By Paul DeRienzo
There is a place in the United States, almost half-a-mile underground, in a salt mine, where radioactive waste leftover from the production of tens of thousands of nuclear bombs was to be held separate from all contact with humanity for 10,000 years, equivalent to the entire history of civilization. This separation of civilization from the byproduct of its folly had lasted one-tenth of one percent of that immense time when on Valentine's Day, three years ago, an explosion sent the deadly contamination back to the world of humans.
It shouldn't have been a surprise because there were already two other failed geological repositories for nuclear waste, both in Germany and designed for civilian not military waste, that have also leaked within a short time of operation. But despite the signs of potential failure the United States in an leap of technological faith spent billions to hollow out a salt cavern in south eastern New Mexico, near the small town of Carlsbad, not far from the Texas border called the Waste Isolation pilot Plant or WIPP.
That faith wasn't justified as events unfolded.
What happened on August 14, 2014 was that at least one of 683 barrels, about three feet tall and a little under two feet in diameter each and filled with plutonium contaminated waste burst into flames contaminating 8000 feet of tunnels and 22 workers who were either on the surface or arrived at the scene soon afterward.

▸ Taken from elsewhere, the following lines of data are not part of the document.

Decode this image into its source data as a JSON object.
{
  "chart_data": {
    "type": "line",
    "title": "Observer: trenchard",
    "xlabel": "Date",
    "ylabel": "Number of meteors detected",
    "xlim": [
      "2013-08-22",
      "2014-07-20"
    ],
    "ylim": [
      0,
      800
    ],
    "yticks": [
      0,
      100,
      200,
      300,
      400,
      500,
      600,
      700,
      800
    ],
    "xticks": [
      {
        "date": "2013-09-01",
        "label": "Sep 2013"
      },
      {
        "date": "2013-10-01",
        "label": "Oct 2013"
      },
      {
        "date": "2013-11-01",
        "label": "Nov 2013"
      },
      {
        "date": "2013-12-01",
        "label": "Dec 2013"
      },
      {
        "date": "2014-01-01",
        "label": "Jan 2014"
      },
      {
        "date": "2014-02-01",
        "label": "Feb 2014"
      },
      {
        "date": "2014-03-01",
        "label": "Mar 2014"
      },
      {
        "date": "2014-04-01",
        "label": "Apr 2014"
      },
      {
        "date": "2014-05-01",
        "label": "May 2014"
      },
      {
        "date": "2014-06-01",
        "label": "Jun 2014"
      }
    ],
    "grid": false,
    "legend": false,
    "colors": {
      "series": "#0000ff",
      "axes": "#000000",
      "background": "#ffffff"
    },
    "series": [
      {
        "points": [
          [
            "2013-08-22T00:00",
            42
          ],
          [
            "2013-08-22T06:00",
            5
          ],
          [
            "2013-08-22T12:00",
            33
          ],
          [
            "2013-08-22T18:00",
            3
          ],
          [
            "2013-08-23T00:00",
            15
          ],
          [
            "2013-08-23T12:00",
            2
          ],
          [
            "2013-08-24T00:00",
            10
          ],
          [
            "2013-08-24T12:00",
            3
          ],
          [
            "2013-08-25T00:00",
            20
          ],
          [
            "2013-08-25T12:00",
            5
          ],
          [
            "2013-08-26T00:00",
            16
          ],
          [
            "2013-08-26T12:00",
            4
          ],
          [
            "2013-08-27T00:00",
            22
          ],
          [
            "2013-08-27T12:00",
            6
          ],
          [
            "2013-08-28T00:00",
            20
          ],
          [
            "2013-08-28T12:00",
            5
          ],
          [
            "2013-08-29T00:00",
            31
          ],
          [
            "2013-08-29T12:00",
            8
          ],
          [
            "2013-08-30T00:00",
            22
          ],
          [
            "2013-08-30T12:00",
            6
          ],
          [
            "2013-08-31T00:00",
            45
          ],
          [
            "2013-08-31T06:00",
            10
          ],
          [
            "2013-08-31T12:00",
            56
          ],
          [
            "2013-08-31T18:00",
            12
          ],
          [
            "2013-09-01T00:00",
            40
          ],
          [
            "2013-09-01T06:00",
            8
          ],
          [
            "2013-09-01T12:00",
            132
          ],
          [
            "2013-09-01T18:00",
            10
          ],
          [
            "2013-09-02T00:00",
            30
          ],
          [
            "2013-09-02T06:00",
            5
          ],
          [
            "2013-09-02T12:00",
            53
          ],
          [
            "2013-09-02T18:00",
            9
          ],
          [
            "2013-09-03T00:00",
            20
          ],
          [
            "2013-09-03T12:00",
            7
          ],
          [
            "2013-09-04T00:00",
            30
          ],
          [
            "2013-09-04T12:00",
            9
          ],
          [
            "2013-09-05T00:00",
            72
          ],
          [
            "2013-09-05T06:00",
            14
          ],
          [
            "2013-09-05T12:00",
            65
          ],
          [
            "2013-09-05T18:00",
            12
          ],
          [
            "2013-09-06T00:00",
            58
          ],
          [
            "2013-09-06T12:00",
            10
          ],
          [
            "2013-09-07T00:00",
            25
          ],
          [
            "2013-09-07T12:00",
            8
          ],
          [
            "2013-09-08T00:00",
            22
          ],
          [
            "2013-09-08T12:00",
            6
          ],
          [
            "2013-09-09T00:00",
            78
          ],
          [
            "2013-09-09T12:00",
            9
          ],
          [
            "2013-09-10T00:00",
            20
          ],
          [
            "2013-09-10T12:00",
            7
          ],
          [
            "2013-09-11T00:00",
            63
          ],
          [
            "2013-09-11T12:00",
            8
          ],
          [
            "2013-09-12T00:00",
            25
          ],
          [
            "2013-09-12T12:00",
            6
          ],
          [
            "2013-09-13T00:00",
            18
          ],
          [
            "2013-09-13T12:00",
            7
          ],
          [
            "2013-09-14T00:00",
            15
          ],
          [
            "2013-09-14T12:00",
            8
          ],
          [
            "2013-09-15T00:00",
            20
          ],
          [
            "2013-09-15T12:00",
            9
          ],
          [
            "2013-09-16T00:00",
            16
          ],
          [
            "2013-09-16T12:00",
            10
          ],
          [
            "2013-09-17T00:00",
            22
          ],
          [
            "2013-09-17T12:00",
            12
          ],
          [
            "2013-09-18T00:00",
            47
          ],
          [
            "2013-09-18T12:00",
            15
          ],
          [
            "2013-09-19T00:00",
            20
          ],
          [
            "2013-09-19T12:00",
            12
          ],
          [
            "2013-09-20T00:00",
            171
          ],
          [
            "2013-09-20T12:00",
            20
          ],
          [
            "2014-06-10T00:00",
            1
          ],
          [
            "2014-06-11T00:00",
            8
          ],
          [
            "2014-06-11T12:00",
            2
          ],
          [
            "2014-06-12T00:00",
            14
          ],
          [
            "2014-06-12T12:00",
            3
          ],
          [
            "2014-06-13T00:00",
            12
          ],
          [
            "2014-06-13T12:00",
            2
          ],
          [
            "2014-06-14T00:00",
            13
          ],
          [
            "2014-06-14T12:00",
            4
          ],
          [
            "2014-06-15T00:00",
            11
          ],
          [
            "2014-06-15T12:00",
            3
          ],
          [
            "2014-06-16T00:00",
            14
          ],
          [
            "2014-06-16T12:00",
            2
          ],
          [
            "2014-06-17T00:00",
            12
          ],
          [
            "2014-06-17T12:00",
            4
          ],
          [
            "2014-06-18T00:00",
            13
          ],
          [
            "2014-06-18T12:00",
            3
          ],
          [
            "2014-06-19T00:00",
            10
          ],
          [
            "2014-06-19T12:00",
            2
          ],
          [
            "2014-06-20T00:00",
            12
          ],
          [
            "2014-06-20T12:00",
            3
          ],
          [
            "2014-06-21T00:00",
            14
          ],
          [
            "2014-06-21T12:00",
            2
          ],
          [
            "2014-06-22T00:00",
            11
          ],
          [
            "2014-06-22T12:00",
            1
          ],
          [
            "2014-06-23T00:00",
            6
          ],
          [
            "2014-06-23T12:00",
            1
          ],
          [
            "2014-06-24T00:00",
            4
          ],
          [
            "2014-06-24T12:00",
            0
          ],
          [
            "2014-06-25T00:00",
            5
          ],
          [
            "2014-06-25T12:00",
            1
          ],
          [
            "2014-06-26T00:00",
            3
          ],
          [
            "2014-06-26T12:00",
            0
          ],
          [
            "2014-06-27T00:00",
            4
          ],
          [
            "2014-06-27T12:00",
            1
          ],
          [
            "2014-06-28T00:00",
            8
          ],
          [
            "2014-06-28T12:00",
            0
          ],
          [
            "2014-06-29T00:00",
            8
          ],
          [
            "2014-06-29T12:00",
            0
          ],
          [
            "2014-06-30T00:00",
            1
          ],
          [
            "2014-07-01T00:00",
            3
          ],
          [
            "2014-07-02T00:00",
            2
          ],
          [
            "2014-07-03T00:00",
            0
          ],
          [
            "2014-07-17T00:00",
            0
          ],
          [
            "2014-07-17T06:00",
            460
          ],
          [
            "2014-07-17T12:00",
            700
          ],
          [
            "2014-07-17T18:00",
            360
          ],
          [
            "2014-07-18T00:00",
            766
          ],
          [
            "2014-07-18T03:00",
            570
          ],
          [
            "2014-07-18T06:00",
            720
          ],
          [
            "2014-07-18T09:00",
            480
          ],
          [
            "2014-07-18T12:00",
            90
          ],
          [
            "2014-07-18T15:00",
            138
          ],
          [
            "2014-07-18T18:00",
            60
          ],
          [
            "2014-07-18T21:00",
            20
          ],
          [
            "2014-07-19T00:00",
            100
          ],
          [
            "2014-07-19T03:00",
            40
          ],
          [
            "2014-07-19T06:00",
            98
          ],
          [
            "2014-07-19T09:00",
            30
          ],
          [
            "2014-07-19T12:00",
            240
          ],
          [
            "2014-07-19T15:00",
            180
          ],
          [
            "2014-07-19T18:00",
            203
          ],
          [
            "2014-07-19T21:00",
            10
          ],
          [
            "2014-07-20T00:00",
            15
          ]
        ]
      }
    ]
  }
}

The still unfinished clean up has cost taxpayers $2 billion since then.
Called transuranic or TRU by the industry the waste is the byproduct of 75 years of nuclear weapons production. In the case of the WIPP that waste had originated in New Mexico at the Los Alamos National Laboratory, one of the three places in the United States where nuclear weapons are designed and developed. TRU waste tends to be plutonium contaminated clothing, tools and test materials, the US has at least an Empire State Building full of the stuff, maybe twice that amount and it's deadly to humans, a powerful carcinogen and a potential explosive, especially the chemicals that the usually soak the plutonium-contaminated waste.
The Los Alamos waste had been stored in barrels on the mesa near Santa Fe for about 15 years without problems until it was shipped to WIPP to be buried forever. As the barrels arrived at the remote desert location they were stored above ground and workers began the process of preparing the barrels for burial. Contained among the solid waste in the barrels was a liquid, mostly nitric acid, an extremely caustic chemical that's used to tease plutonium out of uranium to make nuclear bombs.